Organizaciones sociales marcharon al Municipio de La Plata con una batería de reclamos para el intendente Julio Garro. Denuncian que el Gobierno local no cumple las promesas. Entre los reclamos, exigen puestos de trabajo en las obras públicas, soluciones urgentes para el sector frutihortícola y asistencia alimentaria para los comedores y merenderos, que cada día reciben a más chicos. 

La movilización fue encabezada por la Corriente Clasista y Combativa (CCC), la Confederación de la Economía Popular (CTEP), Barrios de Pie y la Junta Interna de ATE. Frente al edificio municipal concentraron alrededor de dos mil personas para exigirle que cumpla con los acuerdos previstos en diferentes mesas de diálogo.

Lo consensuado en esas oportunidades entre las organizaciones y el Gobierno eran obras para el mejoramiento del espacio público en los barrios (veredas, plazas, luminarias) y las escuelas, un aumento de la asistencia alimentaria para comedores y merenderos, reconocimiento a la labor de los cartoneros, soluciones para el cordón frutihortícola, el cese a la persecución de los feriantes por parte de Control Urbano, expropiación de tierras y pase a planta y normalización de los trabajadores municipales.

“Teniendo en cuenta el contexto que hay, tanto en el país como en la región, de desempleo, y teniendo en cuenta los números de La Plata como uno de los lugares en que el desempleo más creció, tanto en el laburo formal como informal, tomamos una serie de medidas y movilizaciones durante todo el año pasado con el fin de que la Municipalidad tome cartas en el asunto”, explicó a Contexto Cristian Medina, referente de Barrios de Pie, quienes junto con el resto de las organizaciones que movilizaron el día de ayer han presentado una serie de iniciativas durante 2016 y este año, con el fin de generar puestos de trabajo en los barrios desde la obra pública a través de las cooperativas.

“Nos hemos sentado varias veces a dialogar, han aceptado varios de esos proyectos, pero al momento de concretarlos y llevarlos adelante no hubo decisión política”, explicó Medina.

Con respecto a los reclamos en los merenderos y comedores, María Bordón, referente de la copa de leche Los Pibes, en diálogo con FM Universidad dijo que “la situación es crítica” en los barrios y asentamientos de La Plata, y agregó que “hace mucho que venimos negociando con el intendente y lamentablemente no tenemos respuesta”.

La referente de este merendero, que pertenece a la CCC, explicó que actualmente el aporte del municipio es de cuatro mil pesos, que es dividido en las once copas de leches y merenderos que nuclea esta organización en la ciudad.

Bordón sostuvo que sólo en un año se duplicó la cantidad de chicos que asisten a su merendero. “Hoy tengo 206 pibes. Muchos de esos pibes que vienen a la copa de leche tienen a los padres sin trabajo; los que tenían changas hoy no las tienen, los que trabajaban en la construcción ya no trabajan, los que estaban trabajando en las quintas hoy no trabajan”.

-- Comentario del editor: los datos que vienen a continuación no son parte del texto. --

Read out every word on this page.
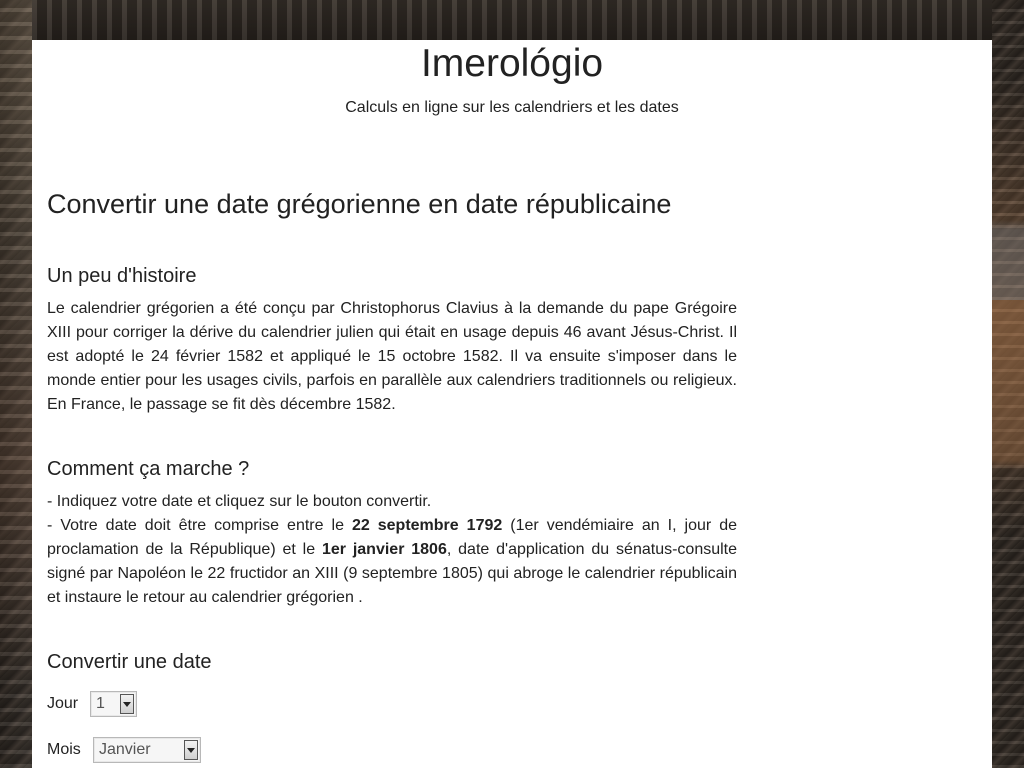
Imerológio

Calculs en ligne sur les calendriers et les dates

Convertir une date grégorienne en date républicaine
Un peu d'histoire

Le calendrier grégorien a été conçu par Christophorus Clavius à la demande du pape Grégoire XIII pour corriger la dérive du calendrier julien qui était en usage depuis 46 avant Jésus-Christ. Il est adopté le 24 février 1582 et appliqué le 15 octobre 1582. Il va ensuite s'imposer dans le monde entier pour les usages civils, parfois en parallèle aux calendriers traditionnels ou religieux. En France, le passage se fit dès décembre 1582.

Comment ça marche ?

- Indiquez votre date et cliquez sur le bouton convertir.
- Votre date doit être comprise entre le 22 septembre 1792 (1er vendémiaire an I, jour de proclamation de la République) et le 1er janvier 1806, date d'application du sénatus-consulte signé par Napoléon le 22 fructidor an XIII (9 septembre 1805) qui abroge le calendrier républicain et instaure le retour au calendrier grégorien .

Convertir une date
Jour	1
Mois	Janvier
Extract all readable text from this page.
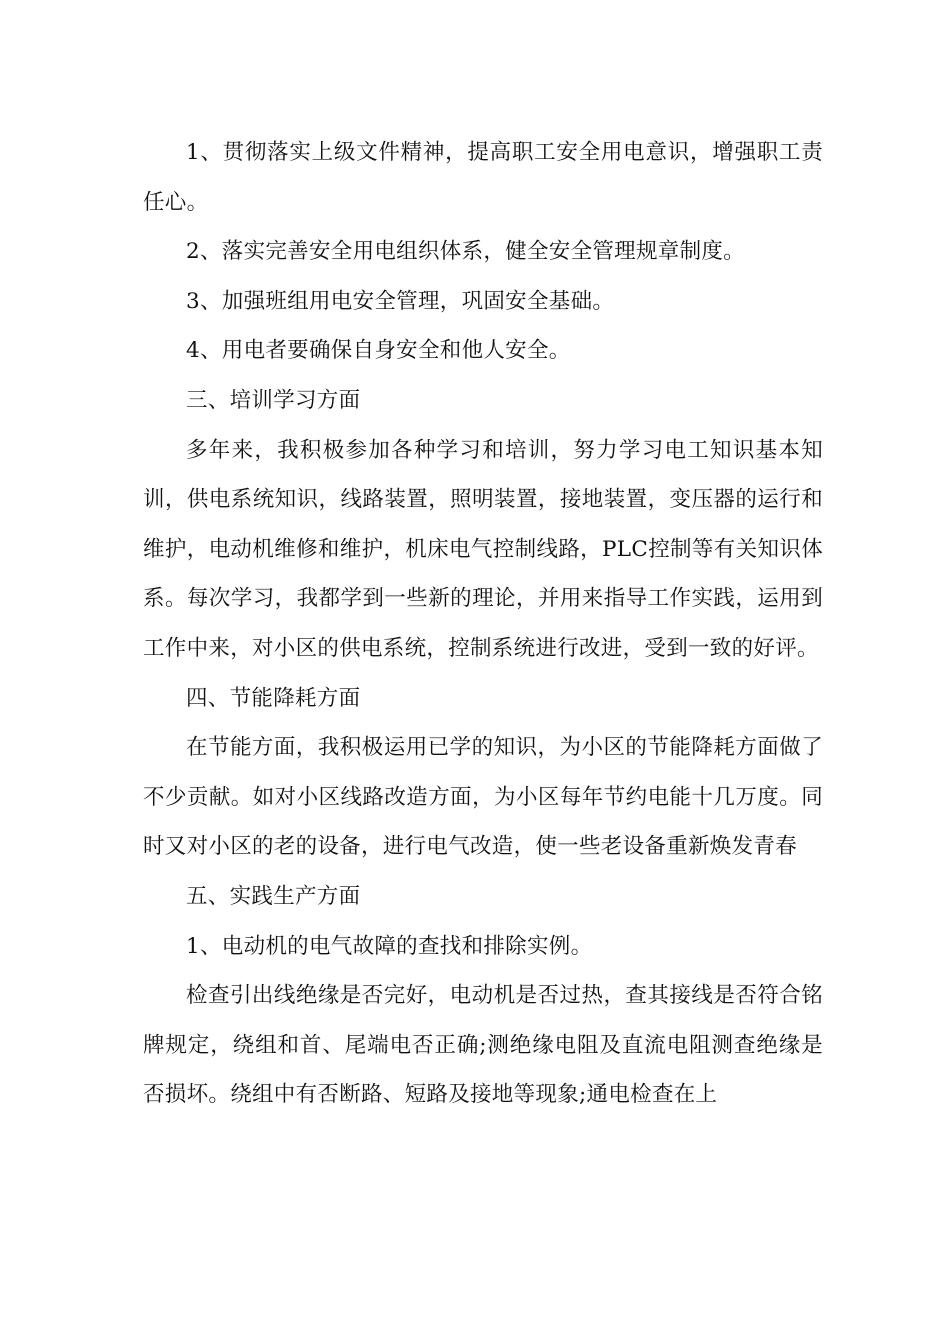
1、贯彻落实上级文件精神，提高职工安全用电意识，增强职工责任心。

2、落实完善安全用电组织体系，健全安全管理规章制度。

3、加强班组用电安全管理，巩固安全基础。

4、用电者要确保自身安全和他人安全。

三、培训学习方面

多年来，我积极参加各种学习和培训，努力学习电工知识基本知训，供电系统知识，线路装置，照明装置，接地装置，变压器的运行和维护，电动机维修和维护，机床电气控制线路，PLC控制等有关知识体系。每次学习，我都学到一些新的理论，并用来指导工作实践，运用到工作中来，对小区的供电系统，控制系统进行改进，受到一致的好评。

四、节能降耗方面

在节能方面，我积极运用已学的知识，为小区的节能降耗方面做了不少贡献。如对小区线路改造方面，为小区每年节约电能十几万度。同时又对小区的老的设备，进行电气改造，使一些老设备重新焕发青春

五、实践生产方面

1、电动机的电气故障的查找和排除实例。

检查引出线绝缘是否完好，电动机是否过热，查其接线是否符合铭牌规定，绕组和首、尾端电否正确;测绝缘电阻及直流电阻测查绝缘是否损坏。绕组中有否断路、短路及接地等现象;通电检查在上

La CTEP, en tanto, solamente en La Plata tiene alrededor de setenta merenderos. “Cuando creíamos esa etapa superada, que estábamos usando los locales para centros culturales o para terminación del FinEs, hoy tuvimos que volver a abrir comedores”, explicó a este medio Osvaldo Casanova, referente de esta Confederación.

Coincidiendo con Bordón, Casanova sostuvo que “la situación es muy crítica, muy caótica” para los trabajadores. “Aquel compañero que tenía un trabajo formal o se ha quedado sin trabajo o sin horas extras. Otros no han tenido paritarias todavía. Los compañeros antes tenían changas, que por los tarifazos y la inflación se descartaron y nadie te llama como antes”, sostuvo.

Tras horas de espera y presión sobre las vallas que custodian el Municipio desde la represión de diciembre de 2015, los dirigentes consiguieron ser atendidos por autoridades municipales que, según explicaron los referentes de las agrupaciones, se desdijeron en varias oportunidades y les faltaron el respeto.

Finalmente se comprometieron a avanzar con los acuerdos de obras en los barrios. Sin embargo, los otros reclamos quedaron sin resolver a la expectativa de que el mes que viene sean recibidos por el propio intendente.